Hubo una maestra de escuela, allá en el sector fronterizo, en el norte de Santa Bárbara, en la comunidad de “El Oro” de gran dedicación al magisterio.
Siempre conmemoraba las festividades.
Los sábados, en la hora cívica, preparaba a sus alumnos con poesías alusivas de su inspiración, pequeños discursos emergidos de su corazón, haciendo de aquellos sábados de patriotismo, colmados, hacia la nación.
Los 30 de mayo los hacía activos: sembrando árboles donde había que reforestar, y es que había leído por muchas veces “¡El almendro del patio”, de Alfonso Guillén Zelaya; había enseñado a los niños el canto “Al rumor de las selvas hondureñas”.
María Josefa Mejía de Ardón no era una maestra cualquiera, una docente con multigrados. Asistía a reuniones de directores, recorriendo, cada mes, a pie 19 kilómetros hasta Macuelizo. La Juan Lindo, nombre de su escuela, limpia y adornada todo el tiempo, semejaba un nacimiento.
Altares cívicos. Plan anual, horarios, calendarios, hasta para la elaboración de merienda, planes de clase, libros del registro escolar.
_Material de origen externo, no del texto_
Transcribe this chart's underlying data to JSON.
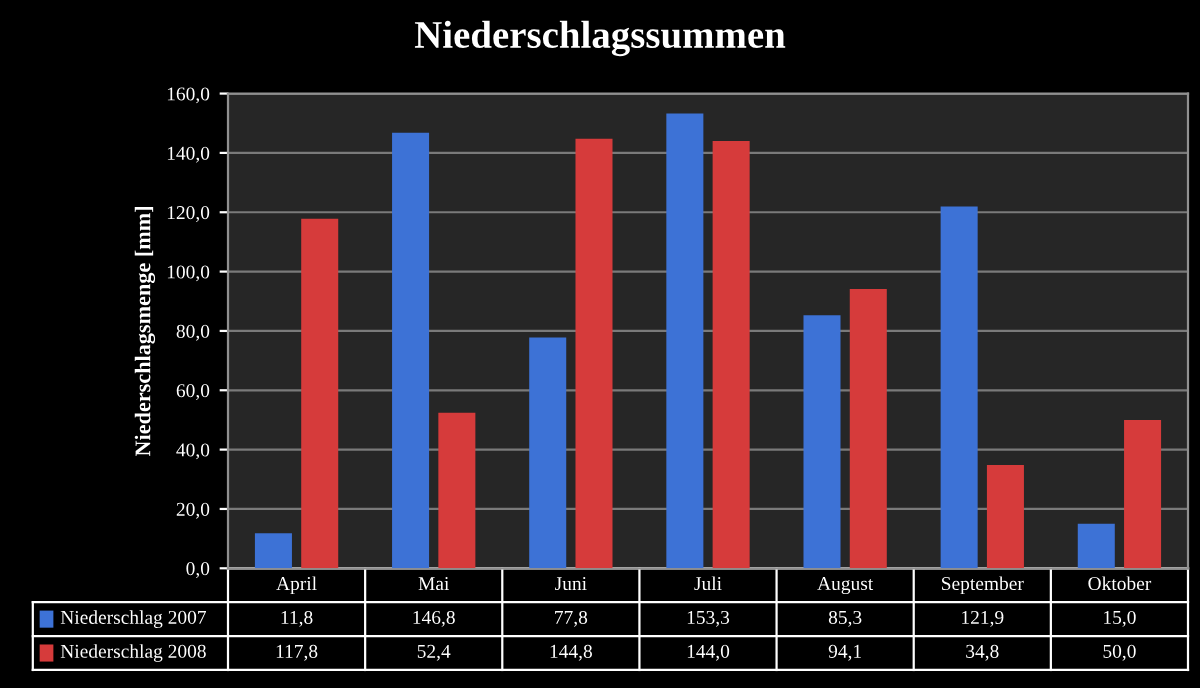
{
  "chart_data": {
    "type": "bar",
    "title": "Niederschlagssummen",
    "ylabel": "Niederschlagsmenge [mm]",
    "categories": [
      "April",
      "Mai",
      "Juni",
      "Juli",
      "August",
      "September",
      "Oktober"
    ],
    "series": [
      {
        "name": "Niederschlag 2007",
        "color": "#3d72d6",
        "values": [
          11.8,
          146.8,
          77.8,
          153.3,
          85.3,
          121.9,
          15.0
        ],
        "value_labels": [
          "11,8",
          "146,8",
          "77,8",
          "153,3",
          "85,3",
          "121,9",
          "15,0"
        ]
      },
      {
        "name": "Niederschlag 2008",
        "color": "#d63b3b",
        "values": [
          117.8,
          52.4,
          144.8,
          144.0,
          94.1,
          34.8,
          50.0
        ],
        "value_labels": [
          "117,8",
          "52,4",
          "144,8",
          "144,0",
          "94,1",
          "34,8",
          "50,0"
        ]
      }
    ],
    "ylim": [
      0,
      160
    ],
    "yticks": [
      {
        "value": 0,
        "label": "0,0"
      },
      {
        "value": 20,
        "label": "20,0"
      },
      {
        "value": 40,
        "label": "40,0"
      },
      {
        "value": 60,
        "label": "60,0"
      },
      {
        "value": 80,
        "label": "80,0"
      },
      {
        "value": 100,
        "label": "100,0"
      },
      {
        "value": 120,
        "label": "120,0"
      },
      {
        "value": 140,
        "label": "140,0"
      },
      {
        "value": 160,
        "label": "160,0"
      }
    ],
    "grid": "y",
    "legend": "bottom"
  }
}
Todo bien ordenado y actualizado. La profesora María se entregó con amor al ejercicio de la docencia toda su vida. Sus exalumnos la recuerdan con nostalgia; quienes fuimos sus compañeros, con sinceridad y cariño.
Los anales en Nueva Frontera recogieron en las páginas de la memoria parte de la vida de María Josefa, la docente. Como un ejemplo al gremio magisterial, les he narrado la verdadera vocación de una maestra, sin título, que, en vida tuvo excelente desempeño como educadora, en una escuela rural, allá, en la sierra Espíritu Santo, del occidente, en Nueva Frontera.
Recuerdo haber acompañado a María Josefa a las reuniones mensuales de directores a Macuelizo, caminando sobre una gruesa alfombra de pino en época de verano y bajo las lluvias de invierno; cruzando crecidas quebradas.
Así era la vida de sacrificio de los maestros rurales.